Mode: Select the mode appropriate for the comparison type:

  • Comparison: String: Specify whether case is important by selecting Case Sensitive or Case Insensitive.

  • Comparison: Regular Expression: Matches: Select one or more of the following:

    • Canonical Equivalence
    • Case Insensitive
    • Comments
    • Dot All
    • Multi-Line
    • Unicode
    • Unix Lines

    For regular expression syntax information, see the Javadoc for java.util.regex.Pattern.

Value: Specify the value you want to compare with the Authentication Contract value. If you select a static value for the Authentication Contract value, select Authentication Contract and Current. If you select Current for the Authentication Contract value, select Authentication Contract, then select the name of a contract.

Other value types are possible if you selected Current for the Authentication Contract value. For example:

  • You can select Data Entry Field. The value specified in the text box must be the URI of the contract for the conditions to match.

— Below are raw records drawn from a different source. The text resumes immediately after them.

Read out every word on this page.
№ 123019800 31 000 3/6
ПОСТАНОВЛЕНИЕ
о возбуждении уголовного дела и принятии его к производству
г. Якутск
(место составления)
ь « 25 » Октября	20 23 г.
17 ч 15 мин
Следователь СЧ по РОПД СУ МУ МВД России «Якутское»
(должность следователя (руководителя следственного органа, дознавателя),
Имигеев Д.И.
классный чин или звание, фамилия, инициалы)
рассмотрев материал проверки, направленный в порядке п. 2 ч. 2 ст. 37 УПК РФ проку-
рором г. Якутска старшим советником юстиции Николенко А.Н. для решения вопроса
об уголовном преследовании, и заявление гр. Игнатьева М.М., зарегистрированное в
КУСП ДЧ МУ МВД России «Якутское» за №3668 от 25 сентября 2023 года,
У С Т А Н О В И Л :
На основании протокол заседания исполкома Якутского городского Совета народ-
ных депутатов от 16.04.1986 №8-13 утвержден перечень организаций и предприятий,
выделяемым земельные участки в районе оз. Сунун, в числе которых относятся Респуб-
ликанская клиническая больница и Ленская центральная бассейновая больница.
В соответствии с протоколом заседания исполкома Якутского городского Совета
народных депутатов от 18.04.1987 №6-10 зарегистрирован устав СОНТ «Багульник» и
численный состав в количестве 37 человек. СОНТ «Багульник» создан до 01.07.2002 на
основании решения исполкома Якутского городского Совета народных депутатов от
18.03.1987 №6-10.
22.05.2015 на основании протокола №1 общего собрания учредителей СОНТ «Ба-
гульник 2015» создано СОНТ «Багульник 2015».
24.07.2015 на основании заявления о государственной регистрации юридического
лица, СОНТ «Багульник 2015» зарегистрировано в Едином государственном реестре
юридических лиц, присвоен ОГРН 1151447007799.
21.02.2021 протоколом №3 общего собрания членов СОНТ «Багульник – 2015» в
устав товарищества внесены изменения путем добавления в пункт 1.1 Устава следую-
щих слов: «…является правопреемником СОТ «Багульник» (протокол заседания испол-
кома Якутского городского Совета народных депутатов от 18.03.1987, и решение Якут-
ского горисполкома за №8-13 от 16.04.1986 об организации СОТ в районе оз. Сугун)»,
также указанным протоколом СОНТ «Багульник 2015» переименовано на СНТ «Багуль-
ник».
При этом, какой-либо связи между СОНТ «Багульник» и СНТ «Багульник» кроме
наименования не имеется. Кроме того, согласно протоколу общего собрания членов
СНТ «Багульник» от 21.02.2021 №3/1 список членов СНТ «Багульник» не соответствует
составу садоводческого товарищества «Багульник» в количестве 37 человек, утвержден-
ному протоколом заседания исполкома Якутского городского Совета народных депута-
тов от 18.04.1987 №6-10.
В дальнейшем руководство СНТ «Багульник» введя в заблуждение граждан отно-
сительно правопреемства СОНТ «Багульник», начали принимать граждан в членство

For a list of these values, click Access Manager > Identity Servers > Edit > Local > Contracts.

  • If you have defined a Liberty User Profile attribute for the URI of authentication contracts, you can select Liberty User Profile and your defined attribute.

  • If you have defined an LDAP attribute for the URI of the authentication contracts, you can select LDAP Attribute and your defined attribute.

Result on Condition Error: Specify what the condition returns when the comparison of the two values returns an error rather than the results of the comparison. Select either False or True. If you do not want the action applied when an error occurs, select False. If you want the action applied when an error occurs, select True.